Восславив судью за мудрость решения и щедрость вознаграждения, вышли они за порог и пустились скорей наутек. Когда же скрылись они в отдалении, кади не мог сдержать восхищения — стал хвалить их ум и умение и узнать пожелал их происхождение. И сказал его старший помощник, случившийся тут:
— Этот шейх — Абу Зейд ас-Серуджи, прославленный плут, с ним его верная подружка, а спор их — не более как ловушка. Серуджиец ловко сети обмана плетет, в искусстве своем плута любого он превзойдет.

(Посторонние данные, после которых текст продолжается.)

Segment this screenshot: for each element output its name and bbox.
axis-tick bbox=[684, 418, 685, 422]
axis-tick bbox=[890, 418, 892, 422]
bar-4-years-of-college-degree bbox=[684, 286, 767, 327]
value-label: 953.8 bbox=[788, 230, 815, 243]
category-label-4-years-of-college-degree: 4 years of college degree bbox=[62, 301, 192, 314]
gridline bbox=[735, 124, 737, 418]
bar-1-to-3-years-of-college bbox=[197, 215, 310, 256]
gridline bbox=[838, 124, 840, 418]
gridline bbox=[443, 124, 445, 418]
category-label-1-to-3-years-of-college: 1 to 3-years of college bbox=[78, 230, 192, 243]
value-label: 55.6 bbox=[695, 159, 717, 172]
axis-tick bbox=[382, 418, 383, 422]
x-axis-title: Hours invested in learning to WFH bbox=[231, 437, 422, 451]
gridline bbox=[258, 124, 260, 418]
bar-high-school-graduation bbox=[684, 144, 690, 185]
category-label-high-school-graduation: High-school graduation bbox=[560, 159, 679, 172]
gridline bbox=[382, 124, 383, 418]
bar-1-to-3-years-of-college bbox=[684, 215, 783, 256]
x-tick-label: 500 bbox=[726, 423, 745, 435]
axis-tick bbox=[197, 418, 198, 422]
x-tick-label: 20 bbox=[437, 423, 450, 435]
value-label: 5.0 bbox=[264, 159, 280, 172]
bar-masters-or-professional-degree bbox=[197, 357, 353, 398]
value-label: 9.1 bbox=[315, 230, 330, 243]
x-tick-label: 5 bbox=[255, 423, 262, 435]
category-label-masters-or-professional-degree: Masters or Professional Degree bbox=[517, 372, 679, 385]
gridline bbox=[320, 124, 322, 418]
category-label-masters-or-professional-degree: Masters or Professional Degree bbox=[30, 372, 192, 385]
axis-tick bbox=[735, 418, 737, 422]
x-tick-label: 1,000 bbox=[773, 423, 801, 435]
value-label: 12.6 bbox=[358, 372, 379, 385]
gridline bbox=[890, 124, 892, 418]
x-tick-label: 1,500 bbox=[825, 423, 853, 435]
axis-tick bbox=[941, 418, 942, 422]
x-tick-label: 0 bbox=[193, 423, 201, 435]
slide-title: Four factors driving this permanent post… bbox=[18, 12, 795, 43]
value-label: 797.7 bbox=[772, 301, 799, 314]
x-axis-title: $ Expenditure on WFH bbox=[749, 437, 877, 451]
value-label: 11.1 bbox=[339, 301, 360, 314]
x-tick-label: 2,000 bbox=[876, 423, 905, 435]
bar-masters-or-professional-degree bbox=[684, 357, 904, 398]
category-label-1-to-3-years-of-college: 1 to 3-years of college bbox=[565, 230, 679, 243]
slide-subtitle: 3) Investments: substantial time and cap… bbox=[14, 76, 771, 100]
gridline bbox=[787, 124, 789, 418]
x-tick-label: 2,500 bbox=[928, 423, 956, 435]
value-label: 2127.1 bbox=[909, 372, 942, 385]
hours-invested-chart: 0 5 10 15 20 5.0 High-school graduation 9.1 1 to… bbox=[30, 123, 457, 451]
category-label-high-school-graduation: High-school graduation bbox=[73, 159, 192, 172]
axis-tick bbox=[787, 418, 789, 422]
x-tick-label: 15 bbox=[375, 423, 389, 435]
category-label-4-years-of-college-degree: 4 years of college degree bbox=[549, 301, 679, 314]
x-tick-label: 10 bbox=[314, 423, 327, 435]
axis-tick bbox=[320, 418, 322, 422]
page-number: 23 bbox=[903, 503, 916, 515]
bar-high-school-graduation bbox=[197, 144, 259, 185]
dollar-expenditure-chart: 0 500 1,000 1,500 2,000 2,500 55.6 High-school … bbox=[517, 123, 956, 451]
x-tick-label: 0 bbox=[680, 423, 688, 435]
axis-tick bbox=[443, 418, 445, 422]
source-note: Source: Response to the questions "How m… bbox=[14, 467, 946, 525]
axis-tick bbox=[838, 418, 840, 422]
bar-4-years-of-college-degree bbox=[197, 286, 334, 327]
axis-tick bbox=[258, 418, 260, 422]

Разгневался кади, узнав, что стал он жертвой обмана, на помощника, раскрывшего тайну, набросился рьяно и приказал:
— Живее следом за ними иди, старика и красотку назад приведи!
Помощник быстро с места вскочил, грозный вид на себя напустил и помчался вдогонку за беглецами, но вскоре вернулся, разводя в огорченье руками. Кади сказал нетерпеливо:
— Говори скорей, что тебе удалось разузнать, только не вздумай от меня ничего скрывать.
Помощник ответил:
— Обегал я все улицы и переулки, обшарил все закоулки, наконец у городских ворот их настиг — собираясь город покинуть, верблюда седлал старик. Я стал убеждать его сюда вернуться скорее, уверял, что он об этом не пожалеет, но старик не поддался на уговоры и продолжал свои сборы, сказав: «Тот разумен, кто вовремя уйдет. Береженого Аллах бережет!»
А жена настаивала: «Надо рискнуть и назад к судье повернуть. Знай, что трус потом всегда с досады кусает ус». Старик же решил, что глупость ее беспробудна, а смелость ее — безрассудна, ухватил покрепче жену за подол и ей такие стихи прочел:
О жена, неразумны твои возражения!
Ты прими мой совет, не проси объяснения.
Будь как птица: на пальме отведавши фиников,
Улетай — и всегда избегай возвращения,
Даже если хозяин в беспечности сладостной
Охранять забывает свои насаждения.
Умный вор в ту страну возвращаться не вздумает,
Где остались следы от его преступления.